Oh, The Losses … All Those Losses

It seems pirates have found the ultimate weapon to kill the music industry: copying music to /dev/null … all the time! ?

Money Quote:

Last week, Sunde told TorrentFreak that he’d already made 120 million copies and “cost” the music industry $150 million in losses, at least by the music industry’s preferred accounting practices counting the dollar value of any copied song as lost revenue.

 

RECONSIDER

DHH has a sneering piece about why you can be content by just “making a dent in the universe” instead of joining the circus to become the next shiny startup unicorn.

In fact, it’s hard to carry on a conversation with most startup people these days without getting inundated with odes to network effects and the valiance of deferring “monetization” until you find something everyone in the whole damn world wants to fixate their eyeballs on.

In this atmosphere, the term startup has been narrowed to describe the pursuit of total business domination.

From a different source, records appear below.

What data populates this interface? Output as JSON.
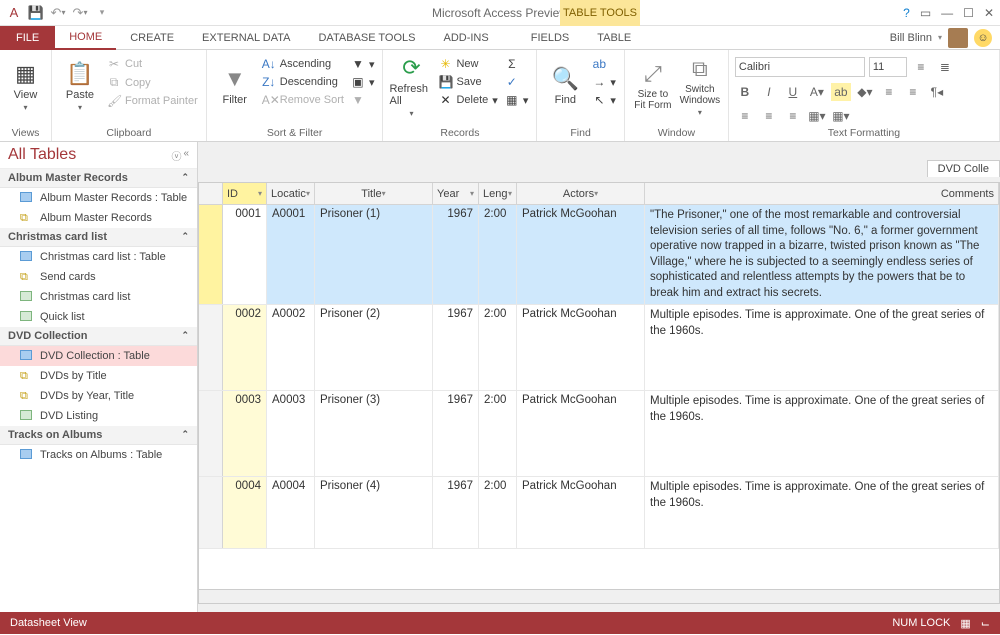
{
  "app": {
    "title": "Microsoft Access Preview",
    "context_title": "TABLE TOOLS"
  },
  "user": {
    "name": "Bill Blinn"
  },
  "tabs": {
    "file": "FILE",
    "home": "HOME",
    "create": "CREATE",
    "external": "EXTERNAL DATA",
    "dbtools": "DATABASE TOOLS",
    "addins": "ADD-INS",
    "fields": "FIELDS",
    "table": "TABLE"
  },
  "ribbon": {
    "views_btn": "View",
    "views_grp": "Views",
    "paste": "Paste",
    "cut": "Cut",
    "copy": "Copy",
    "fmtpainter": "Format Painter",
    "clipboard_grp": "Clipboard",
    "filter": "Filter",
    "asc": "Ascending",
    "desc": "Descending",
    "remove_sort": "Remove Sort",
    "sort_grp": "Sort & Filter",
    "refresh": "Refresh All",
    "new": "New",
    "save": "Save",
    "delete": "Delete",
    "records_grp": "Records",
    "find": "Find",
    "find_grp": "Find",
    "size": "Size to Fit Form",
    "switch": "Switch Windows",
    "window_grp": "Window",
    "font_name": "Calibri",
    "font_size": "11",
    "fmt_grp": "Text Formatting"
  },
  "nav": {
    "title": "All Tables",
    "groups": [
      {
        "header": "Album Master Records",
        "items": [
          {
            "icon": "table",
            "label": "Album Master Records : Table"
          },
          {
            "icon": "query",
            "label": "Album Master Records"
          }
        ]
      },
      {
        "header": "Christmas card list",
        "items": [
          {
            "icon": "table",
            "label": "Christmas card list : Table"
          },
          {
            "icon": "query",
            "label": "Send cards"
          },
          {
            "icon": "report",
            "label": "Christmas card list"
          },
          {
            "icon": "report",
            "label": "Quick list"
          }
        ]
      },
      {
        "header": "DVD Collection",
        "items": [
          {
            "icon": "table",
            "label": "DVD Collection : Table",
            "selected": true
          },
          {
            "icon": "query",
            "label": "DVDs by Title"
          },
          {
            "icon": "query",
            "label": "DVDs by Year, Title"
          },
          {
            "icon": "report",
            "label": "DVD Listing"
          }
        ]
      },
      {
        "header": "Tracks on Albums",
        "items": [
          {
            "icon": "table",
            "label": "Tracks on Albums : Table"
          }
        ]
      }
    ]
  },
  "doc": {
    "tab": "DVD Colle",
    "columns": [
      "ID",
      "Locatic",
      "Title",
      "Year",
      "Leng",
      "Actors",
      "Comments"
    ],
    "rows": [
      {
        "id": "0001",
        "loc": "A0001",
        "title": "Prisoner (1)",
        "year": "1967",
        "len": "2:00",
        "actors": "Patrick McGoohan",
        "comments": "\"The Prisoner,\" one of the most remarkable and controversial television series of all time, follows \"No. 6,\" a former government operative now trapped in a bizarre, twisted prison known as \"The Village,\" where he is subjected to a seemingly endless series of sophisticated and relentless attempts by the powers that be to break him and extract his secrets.",
        "selected": true
      },
      {
        "id": "0002",
        "loc": "A0002",
        "title": "Prisoner (2)",
        "year": "1967",
        "len": "2:00",
        "actors": "Patrick McGoohan",
        "comments": "Multiple episodes. Time is approximate. One of the great series of the 1960s."
      },
      {
        "id": "0003",
        "loc": "A0003",
        "title": "Prisoner (3)",
        "year": "1967",
        "len": "2:00",
        "actors": "Patrick McGoohan",
        "comments": "Multiple episodes. Time is approximate. One of the great series of the 1960s."
      },
      {
        "id": "0004",
        "loc": "A0004",
        "title": "Prisoner (4)",
        "year": "1967",
        "len": "2:00",
        "actors": "Patrick McGoohan",
        "comments": "Multiple episodes. Time is approximate. One of the great series of the 1960s."
      }
    ]
  },
  "status": {
    "left": "Datasheet View",
    "numlock": "NUM LOCK"
  }
}
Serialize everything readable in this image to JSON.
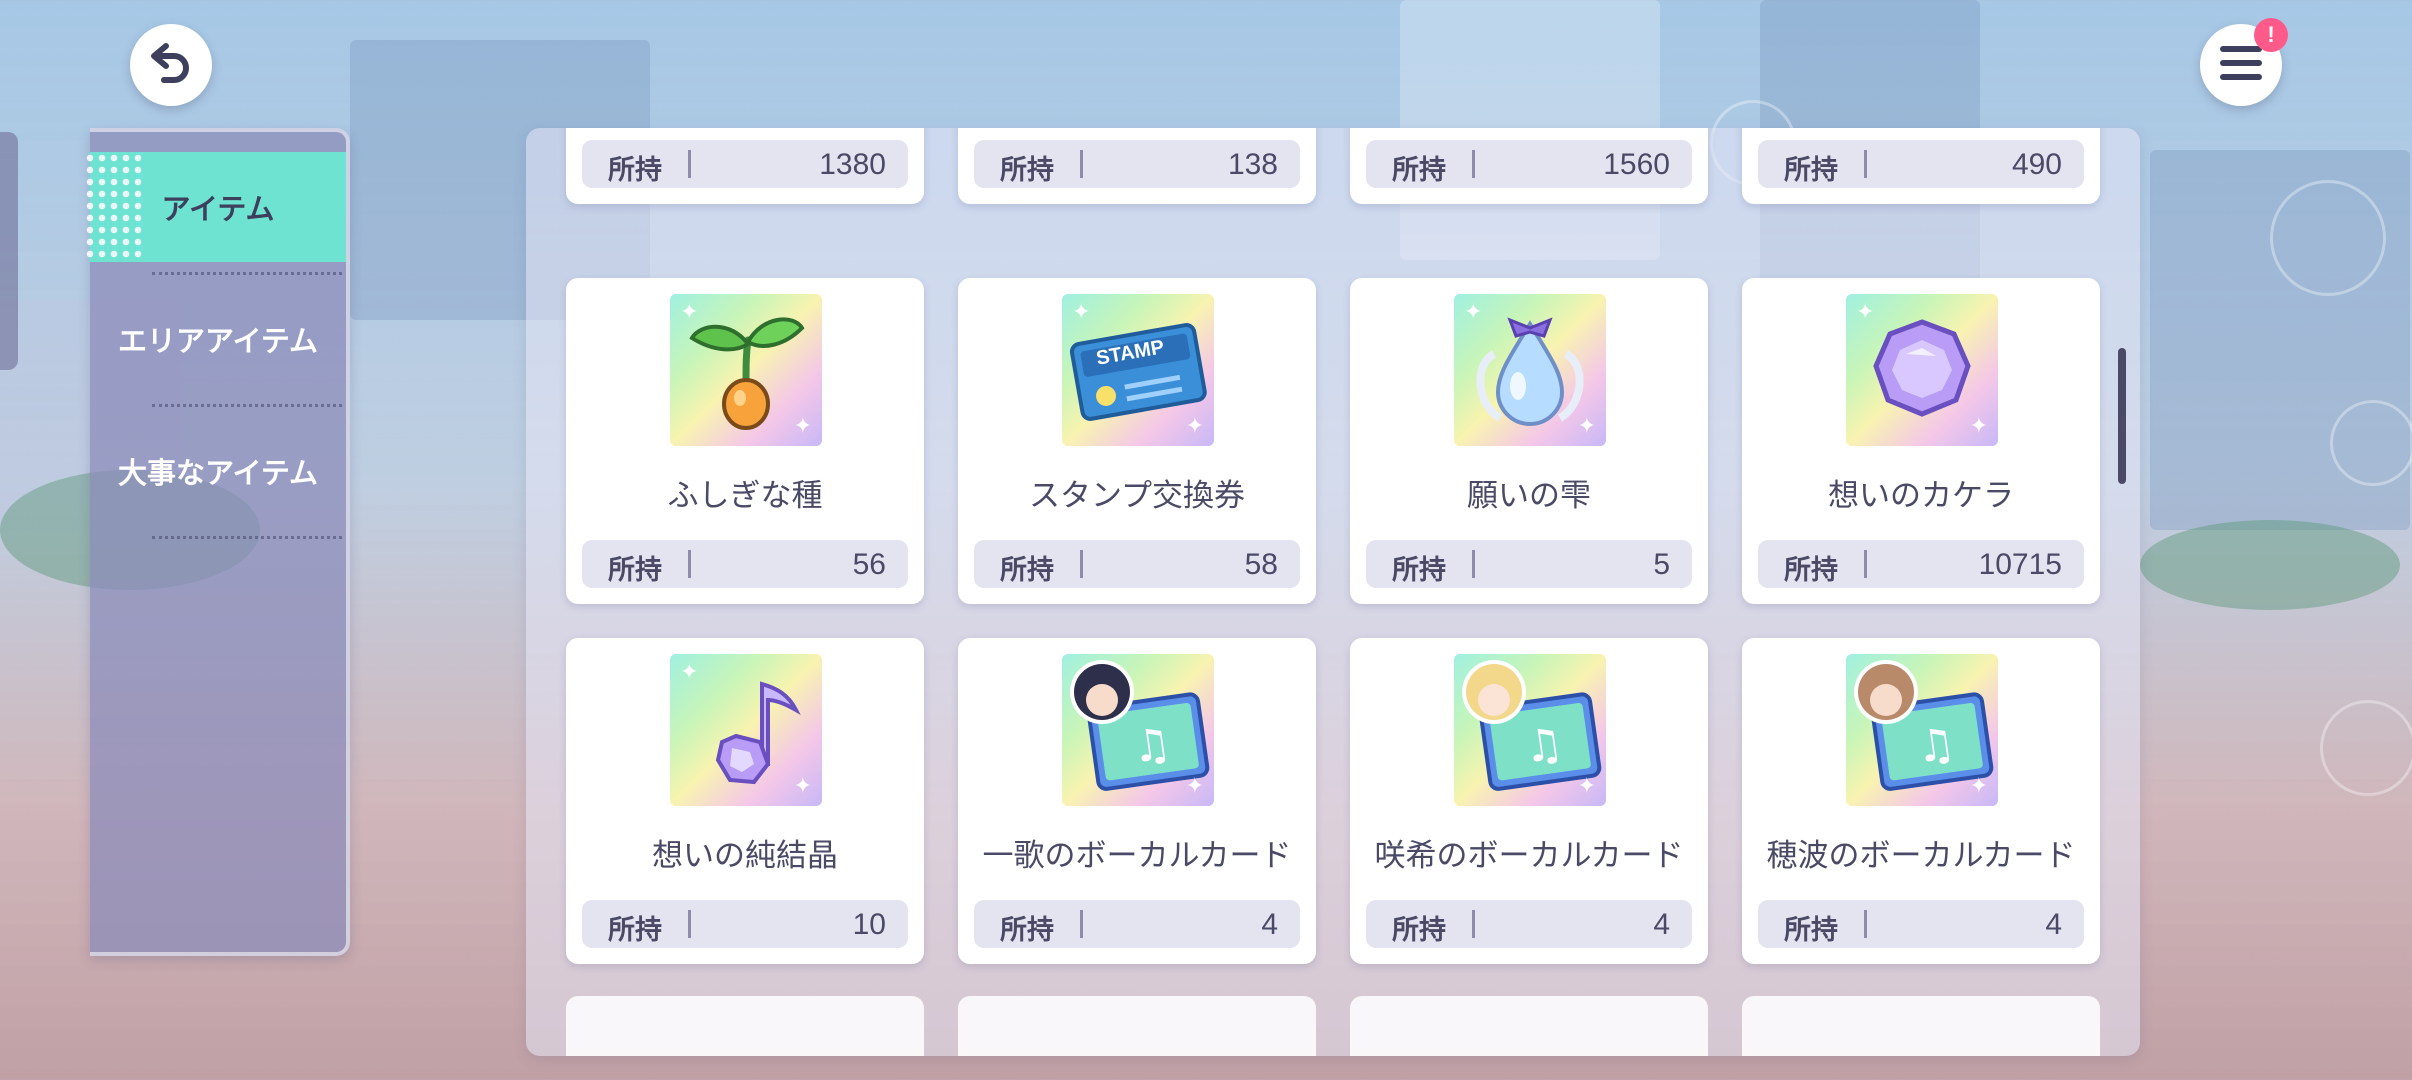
{
  "nav": {
    "back_icon": "back-arrow-icon",
    "menu_icon": "hamburger-menu-icon",
    "menu_badge": "!"
  },
  "sidebar": {
    "items": [
      {
        "label": "アイテム",
        "active": true
      },
      {
        "label": "エリアアイテム",
        "active": false
      },
      {
        "label": "大事なアイテム",
        "active": false
      }
    ]
  },
  "owned_label": "所持",
  "top_row": [
    {
      "count": "1380"
    },
    {
      "count": "138"
    },
    {
      "count": "1560"
    },
    {
      "count": "490"
    }
  ],
  "items": [
    {
      "name": "ふしぎな種",
      "count": "56",
      "icon": "sprout-seed-icon"
    },
    {
      "name": "スタンプ交換券",
      "count": "58",
      "icon": "stamp-ticket-icon",
      "icon_text": "STAMP"
    },
    {
      "name": "願いの雫",
      "count": "5",
      "icon": "wish-drop-icon"
    },
    {
      "name": "想いのカケラ",
      "count": "10715",
      "icon": "feeling-fragment-gem-icon"
    },
    {
      "name": "想いの純結晶",
      "count": "10",
      "icon": "pure-crystal-note-icon"
    },
    {
      "name": "一歌のボーカルカード",
      "count": "4",
      "icon": "ichika-vocal-card-icon"
    },
    {
      "name": "咲希のボーカルカード",
      "count": "4",
      "icon": "saki-vocal-card-icon"
    },
    {
      "name": "穂波のボーカルカード",
      "count": "4",
      "icon": "honami-vocal-card-icon"
    }
  ],
  "colors": {
    "accent": "#6fe3d2",
    "text": "#4a4a66",
    "badge": "#ff5a8a"
  }
}
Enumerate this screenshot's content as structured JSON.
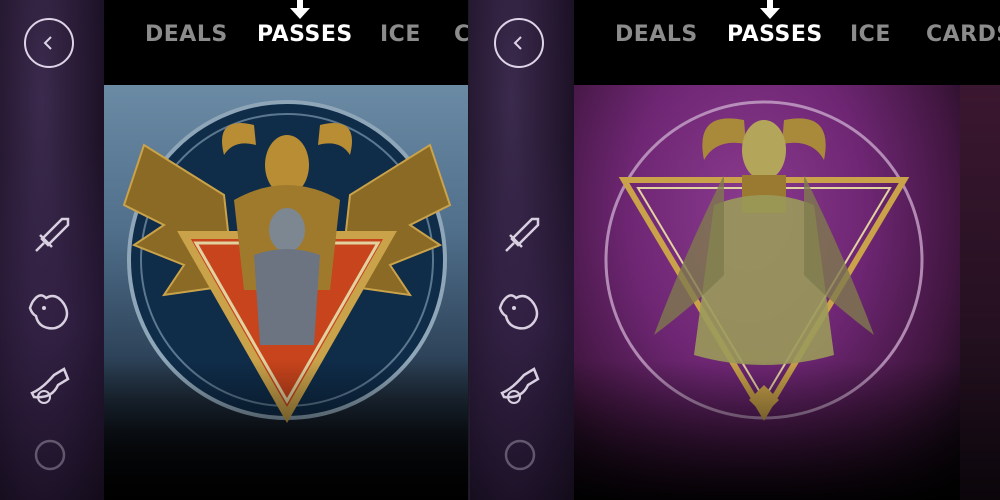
{
  "panels": [
    {
      "id": "left",
      "tabs": [
        "DEALS",
        "PASSES",
        "ICE",
        "C"
      ],
      "active_tab": "PASSES",
      "artwork": "winged-demon-pass-emblem",
      "sidebar_icons": [
        "sword-icon",
        "ghost-icon",
        "horn-icon",
        "ring-icon"
      ]
    },
    {
      "id": "right",
      "tabs": [
        "DEALS",
        "PASSES",
        "ICE",
        "CARDS"
      ],
      "active_tab": "PASSES",
      "artwork": "satyr-panpipes-pass-emblem",
      "sidebar_icons": [
        "sword-icon",
        "ghost-icon",
        "horn-icon",
        "ring-icon"
      ]
    }
  ],
  "colors": {
    "active_tab": "#ffffff",
    "inactive_tab": "#8c8c8c",
    "gold": "#c9a24a",
    "blue_bg": "#506f8b",
    "purple_bg": "#6e2673"
  }
}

It’s turned into an obsession with unicorns and the properties of their “success”. A whole generation of people working with and for the internet enthralled by the prospect of being transformed into a mythical creature.

He describes how the VC-backed startup circus is built on wrong premises and gives wrong incentives:

  • “Get Big or GTFO” … build monopolies by any means necessary.
  • Disrupt everything!
  • Buy an audience if necessary, instead of growing it!
  • Have “plans for world domination, complete capture of market and customers!”
  • “Raise more, burn faster, and grow at supersonic speeds yesterday!”
  • “Moving fast” is a license to “treating contractors like a repugnant automatron class of secondary citizens.”
  • Instead of “aligning your financial motivations with the service of your users” you’re incentivized to “capture eyeballs and sell their attention, privacy, and dignity in bulk to the highest bidder.”
  • You need VC, because “going into the cold, unknown world of business without their money in your mattress is a fool’s errand.”

Not only the premises are flawed, but also the process is:

  • San Francisco!!! “Because while that area north of Silicon Valley is busy disrupting everything, it still hasn’t caught up with the basic disruption of geography.”
  • Angels will fund anything, because they don’t know who the next unicorn will be.
  • They don’t care if you’re the unicorn or someone else is, because they’ve funded a bunch of other startups as well.
  • Every step along this scripted, “multi-level investment scheme” you’ll accumulate more bosses “dictating YOUR INCREDIBLE JOURNEY.”

Which probably also sums up my biggest reservations about the prevailing startup culture (although I’ve been working for startups for years now ?).

Ramen Code

The plaintiffs in Toyota’s Unintended Acceleration lawsuit had someone with knowledge in building embedded software had a look at Toyota’s source code:

possible bit flips, task deaths that would disable the failsafes, memory corruption, single-point failures, inadequate protections against stack overflow and buffer overflow, single-fault containment regions, thousands of global variables. The list of deficiencies in process and product was lengthy.